[self-interest] Re: UnitTests

Chandrasekhar Ramakrishnan cramakrishnan at acm.org
Wed Jan 12 10:54:52 UTC 2011

2011/1/11 Adam <adam.spitz at gmail.com>:

> P.S. Incidentally, for those of you who don't feel like watching the whole video, the relevant part is at 21:25:
>        Ward said, "What killed Smalltalk is that it was just too easy to make a mess. You C++ programmers are lucky, because the language punishes you if you make a mess. Your builds start to take forever. You've got to undo some of the mess just to survive. But the Smalltalk people could add mess upon mess upon mess with no immediate ill effects. Their builds didn't run any slower - there *was* no build. There was nothing that went wrong with them; as long as they could manage to keep all the balls in the air, they were all right. But eventually you could build a system that was so indirect and so impenetrable and so convoluted that no one could understand it or touch it and it would become impossible to deal with."

>From the Devil's Dictionary:

  REFLECTION, n. An action of the mind whereby we obtain a clearer view
  of our relation to the things of yesterday and are able to avoid the perils
  that we shall not again encounter.

Even granting, for the sake of argument, that this is what killed
Smalltalk (meaning, "what prevented Smalltalk from reaching wider
commercial success," which is only one metric for success and not
always a salient one), it is not clear to me what the lesson for today

This "problem" only manifests itself for a particular kind of
project/team/development structure.
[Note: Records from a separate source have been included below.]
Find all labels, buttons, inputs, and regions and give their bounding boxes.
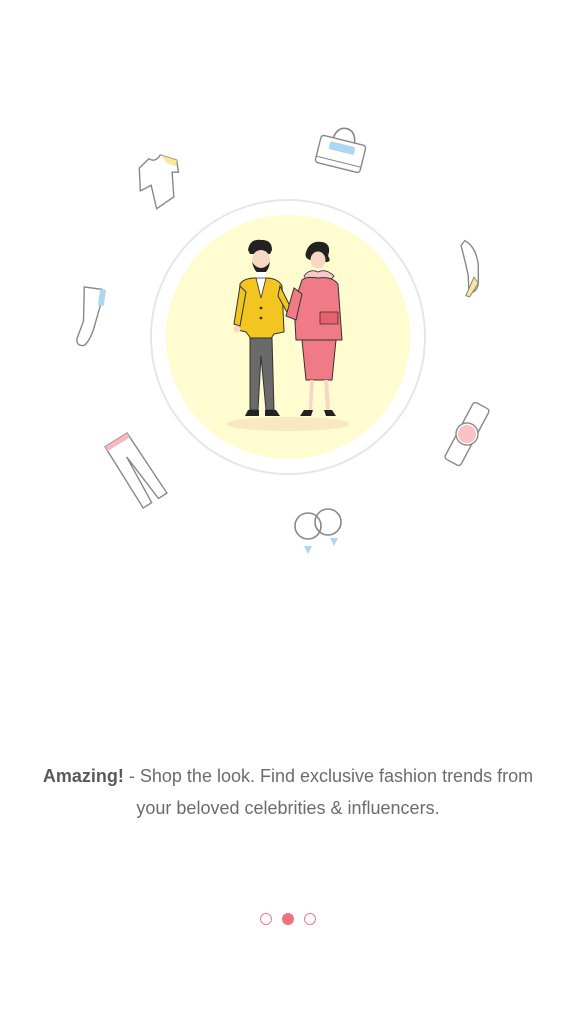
page-dot-3[interactable] — [304, 913, 316, 925]
handbag-icon — [314, 127, 367, 174]
earrings-icon — [294, 508, 342, 554]
caption-lead: Amazing! — [42, 766, 124, 786]
onboarding-caption: Amazing! - Shop the look. Find exclusive… — [40, 760, 536, 824]
watch-icon — [444, 401, 490, 467]
caption-text: - Shop the look. Find exclusive fashion … — [123, 766, 534, 818]
sneaker-icon — [76, 286, 107, 347]
trousers-icon — [104, 432, 168, 509]
onboarding-illustration — [0, 0, 576, 620]
tshirt-icon — [138, 154, 180, 210]
page-indicator — [0, 913, 576, 925]
page-dot-2-active[interactable] — [282, 913, 294, 925]
page-dot-1[interactable] — [260, 913, 272, 925]
fashion-couple-illustration — [226, 239, 350, 431]
high-heel-icon — [460, 239, 480, 298]
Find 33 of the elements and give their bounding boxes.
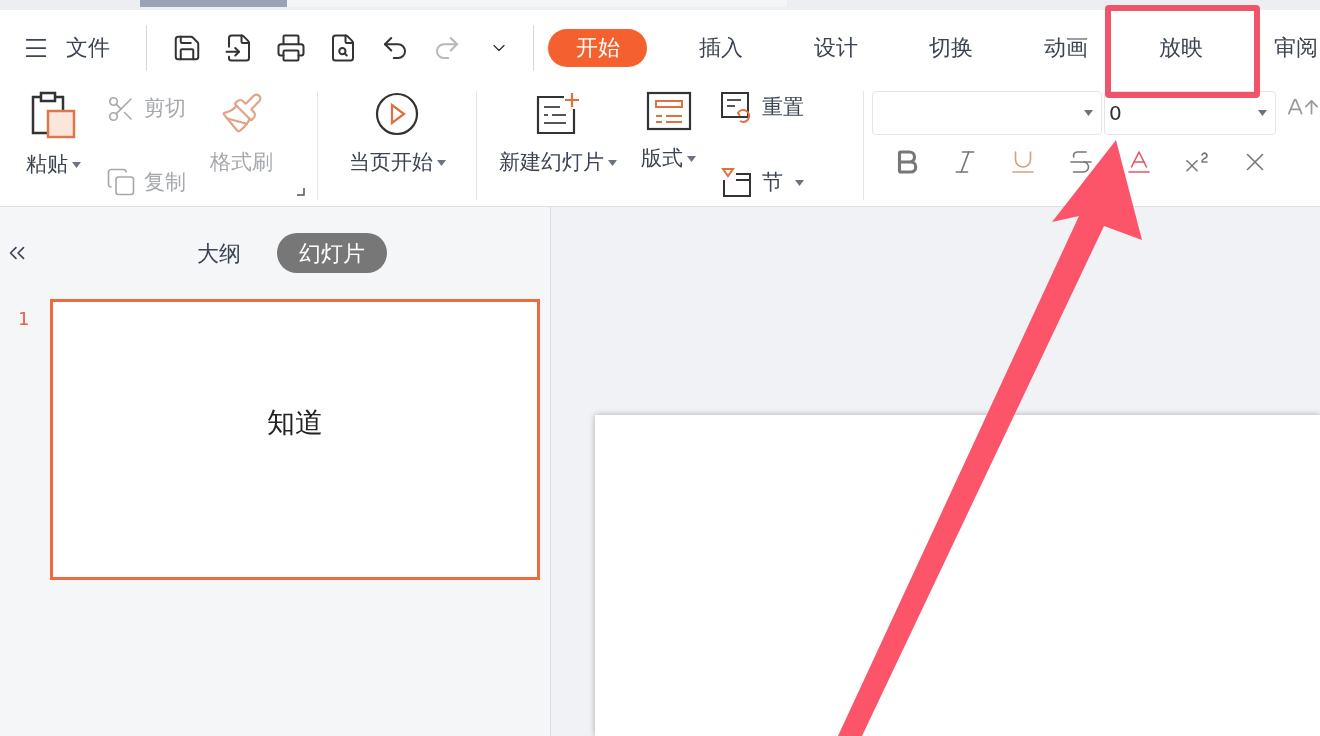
play-from-current-button[interactable]: 当页开始 (348, 91, 446, 200)
layout-icon (645, 91, 692, 131)
slide-thumbnail[interactable]: 知道 (50, 299, 540, 580)
ribbon-tab[interactable]: 插入 (663, 28, 778, 67)
clipboard-icon (30, 91, 76, 139)
dialog-launcher-icon[interactable] (296, 188, 305, 196)
caret-icon (795, 180, 805, 186)
caret-icon (71, 161, 81, 168)
caret-icon (608, 159, 618, 166)
copy-icon (106, 167, 136, 198)
caret-icon (1084, 110, 1093, 116)
caret-icon (436, 159, 446, 166)
new-slide-button[interactable]: 新建幻灯片 (499, 91, 618, 200)
menu-button[interactable]: 文件 (22, 31, 110, 64)
slide-number: 1 (17, 307, 31, 331)
slide-text: 知道 (267, 404, 323, 441)
ribbon-tab[interactable]: 审阅 (1238, 28, 1320, 67)
reset-button[interactable]: 重置 (720, 91, 805, 125)
panel-tab[interactable]: 大纲 (175, 233, 263, 273)
caret-icon (687, 155, 697, 162)
ribbon-tab[interactable]: 设计 (778, 28, 893, 67)
paste-button[interactable]: 粘贴 (18, 91, 88, 200)
ribbon-tab[interactable]: 放映 (1123, 28, 1238, 67)
section-button[interactable]: 节 (720, 166, 805, 200)
play-icon (374, 91, 421, 137)
ribbon-tab[interactable]: 动画 (1008, 28, 1123, 67)
layout-button[interactable]: 版式 (641, 91, 697, 200)
ribbon-tab[interactable]: 切换 (893, 28, 1008, 67)
font-name-field[interactable] (872, 91, 1102, 135)
caret-icon (1258, 110, 1267, 116)
font-size-field[interactable]: 0 (1104, 91, 1276, 135)
slide-canvas[interactable] (595, 415, 1320, 736)
panel-tab[interactable]: 幻灯片 (277, 233, 387, 273)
I think there is quite convincing
evidence that the computers of the near future will be quite different
from the ones we have become used to programming (does Apple even
produce a MacOS X machine with less than 2 processors?), and it seems
reasonable to expect that the way we will program them will also be
different. And if we expand our view beyond Java/C/Ruby/Python, etc,
to domains solved by languages like Matlab, R, or Max/MSP (users of
which might not even think of themselves as programmers), I wouldn't
be surprised if a Smalltalk-like language and environment couldn't
stick in some niche.

This is not necessarily to say that a Smalltalk-like language will be
commercially successful in the future, but the fact that Smalltalk
wasn't should discourage future attempts.